I'm not sure after reading definitions and explanations about notation of Dom(f) in books. Which is correct notation for denoting Dom(f) between X, {$x\in X$|(x, y)$\in f$ for some y}, and {$x ∈ X$ : $∃y(y ∈Y$ ∧ (x, y) $∈ f$)}?
3.2 Relations
Let R be a relation from A to B. The domain of the relation R, denoted by Dom(R), is the set of all those $a \in A$ such that $aRb$ for some $b\in B$ such that $aRb$ for some $a \in A$. In symbols,
Dom(R)={$a∈A$| $(a, b)∈R$ for some $b∈B$}
and Im(R)={$b∈B$| $(a, b)∈R$ for some $a∈A$}
(. . .)
3.4 Functions
Definition 8. Let X and Y be sets. A function from X to Y is a triple (f, X, Y), where f is a relation from X to Y satisfying
(a) Dom(f) = X.
(b) If (x, y)$\in f$ and (x, z) $\in f$, then y=z.We shall adhere to the custom of writing f: $X\space \rightarrow Y$ instead of (f, X, Y) and $y=f(x)$ instead of $(x,\space y) \in f$.
Source: Set Theory You-Feng Lin, Shwu-Yeng T.Lin
DEFINITION 4.1.4
Let R ⊆ A B. The domain of R is the set
dom(R) = {$x ∈ A$ : ∃y($y ∈B$ ∧ (x, y) $∈ R$)},
and the range of R is the set
ran(R) = {$y∈ B$: ∃x($x∈A∧(x,\space y)∈R$)}.
Source: A First Course in Mathematical Logic and Set Theory by Michael L O'leary
Best Answer
Definitions in mathematics come in many forms. This is a matter of presentation and chosen settings. Furthermore, what is considered a good definition in mathematics is a matter of tradition, usefulness, convenience, and so on. This is perhaps more a matter of adequacy. The bottom point is: It does not matter which variant of a definition you work with as long as the variants are logically equivalent.

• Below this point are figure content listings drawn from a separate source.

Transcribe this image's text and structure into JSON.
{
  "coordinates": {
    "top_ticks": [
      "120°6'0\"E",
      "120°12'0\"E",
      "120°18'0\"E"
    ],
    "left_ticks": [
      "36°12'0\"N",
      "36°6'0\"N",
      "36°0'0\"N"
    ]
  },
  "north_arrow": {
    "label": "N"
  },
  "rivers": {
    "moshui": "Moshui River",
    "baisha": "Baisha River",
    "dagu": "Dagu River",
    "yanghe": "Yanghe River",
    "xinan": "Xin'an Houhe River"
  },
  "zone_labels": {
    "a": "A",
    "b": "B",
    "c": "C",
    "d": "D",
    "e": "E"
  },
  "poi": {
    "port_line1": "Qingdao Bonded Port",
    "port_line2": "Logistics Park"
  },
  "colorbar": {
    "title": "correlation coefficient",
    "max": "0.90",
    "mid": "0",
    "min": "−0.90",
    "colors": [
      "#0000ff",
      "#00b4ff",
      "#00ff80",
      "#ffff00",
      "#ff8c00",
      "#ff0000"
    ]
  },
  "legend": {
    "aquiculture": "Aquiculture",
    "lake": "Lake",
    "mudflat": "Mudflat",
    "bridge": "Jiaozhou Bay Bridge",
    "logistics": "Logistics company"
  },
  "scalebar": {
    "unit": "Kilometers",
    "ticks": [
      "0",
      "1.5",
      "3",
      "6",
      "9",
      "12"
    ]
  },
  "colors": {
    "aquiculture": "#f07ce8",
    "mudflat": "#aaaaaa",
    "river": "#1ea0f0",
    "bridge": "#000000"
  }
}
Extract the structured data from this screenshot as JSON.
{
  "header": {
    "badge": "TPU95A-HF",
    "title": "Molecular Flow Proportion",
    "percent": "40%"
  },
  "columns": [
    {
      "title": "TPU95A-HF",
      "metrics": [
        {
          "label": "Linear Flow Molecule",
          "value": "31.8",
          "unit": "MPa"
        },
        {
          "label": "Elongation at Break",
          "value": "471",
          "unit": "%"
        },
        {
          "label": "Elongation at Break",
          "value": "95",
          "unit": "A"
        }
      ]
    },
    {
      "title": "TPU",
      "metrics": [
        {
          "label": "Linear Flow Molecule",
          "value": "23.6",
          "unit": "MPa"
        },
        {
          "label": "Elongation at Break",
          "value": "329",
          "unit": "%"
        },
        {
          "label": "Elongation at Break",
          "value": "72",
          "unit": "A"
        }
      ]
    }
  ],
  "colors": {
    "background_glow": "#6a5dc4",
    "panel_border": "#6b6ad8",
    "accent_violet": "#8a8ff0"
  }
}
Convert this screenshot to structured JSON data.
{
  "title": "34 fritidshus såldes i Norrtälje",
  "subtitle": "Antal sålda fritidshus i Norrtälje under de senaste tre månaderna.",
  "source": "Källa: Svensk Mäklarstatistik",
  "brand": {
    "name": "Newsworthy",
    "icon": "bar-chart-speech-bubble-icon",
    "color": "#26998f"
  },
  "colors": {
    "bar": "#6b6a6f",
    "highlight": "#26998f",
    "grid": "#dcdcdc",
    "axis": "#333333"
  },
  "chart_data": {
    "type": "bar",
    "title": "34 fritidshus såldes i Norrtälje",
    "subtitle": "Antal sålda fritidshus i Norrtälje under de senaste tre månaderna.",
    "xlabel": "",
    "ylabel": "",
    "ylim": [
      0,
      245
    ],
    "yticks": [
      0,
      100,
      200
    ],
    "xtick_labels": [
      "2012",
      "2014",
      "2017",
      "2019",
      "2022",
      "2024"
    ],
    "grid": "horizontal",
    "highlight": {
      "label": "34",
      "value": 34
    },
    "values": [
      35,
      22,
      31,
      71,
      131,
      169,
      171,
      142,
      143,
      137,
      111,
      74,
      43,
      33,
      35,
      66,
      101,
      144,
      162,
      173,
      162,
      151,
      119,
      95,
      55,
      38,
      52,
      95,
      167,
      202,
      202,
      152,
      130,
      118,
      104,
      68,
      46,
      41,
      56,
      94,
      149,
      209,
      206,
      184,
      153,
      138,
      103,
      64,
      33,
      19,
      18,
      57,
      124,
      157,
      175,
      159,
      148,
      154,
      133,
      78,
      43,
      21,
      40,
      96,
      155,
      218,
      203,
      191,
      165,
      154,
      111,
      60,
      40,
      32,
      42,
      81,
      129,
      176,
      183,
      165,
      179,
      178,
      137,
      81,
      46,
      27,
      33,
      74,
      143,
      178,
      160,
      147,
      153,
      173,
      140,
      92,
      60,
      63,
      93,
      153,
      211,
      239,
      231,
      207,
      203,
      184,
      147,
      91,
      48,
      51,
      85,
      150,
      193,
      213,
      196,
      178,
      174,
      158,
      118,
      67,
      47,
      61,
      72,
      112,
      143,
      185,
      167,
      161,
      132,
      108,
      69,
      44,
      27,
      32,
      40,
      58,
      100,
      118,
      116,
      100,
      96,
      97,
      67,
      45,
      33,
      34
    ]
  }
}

In your particular case, you have two variants. When expressed in the same formal language (choose your preferred notation here), they are:
(1) $\left\{ x\in X\mid\exists y,(x,y)\in f\right\} $
(2) $\left\{ x\in X\mid\exists y,y\in Y\wedge (x,y)\in f\right\} $
The second definition requires y to be an element of some set Y, the first does not. The two variants are therefore not logically equivalent. In practice however, definitions are used within a certain context. Definition (2) is likely to be used in a context that has already declared the range of f to be included in set Y, in which case $(x,y)\in f$ implies $y\in Y$.In such a context, it does not matter then which definitions you use.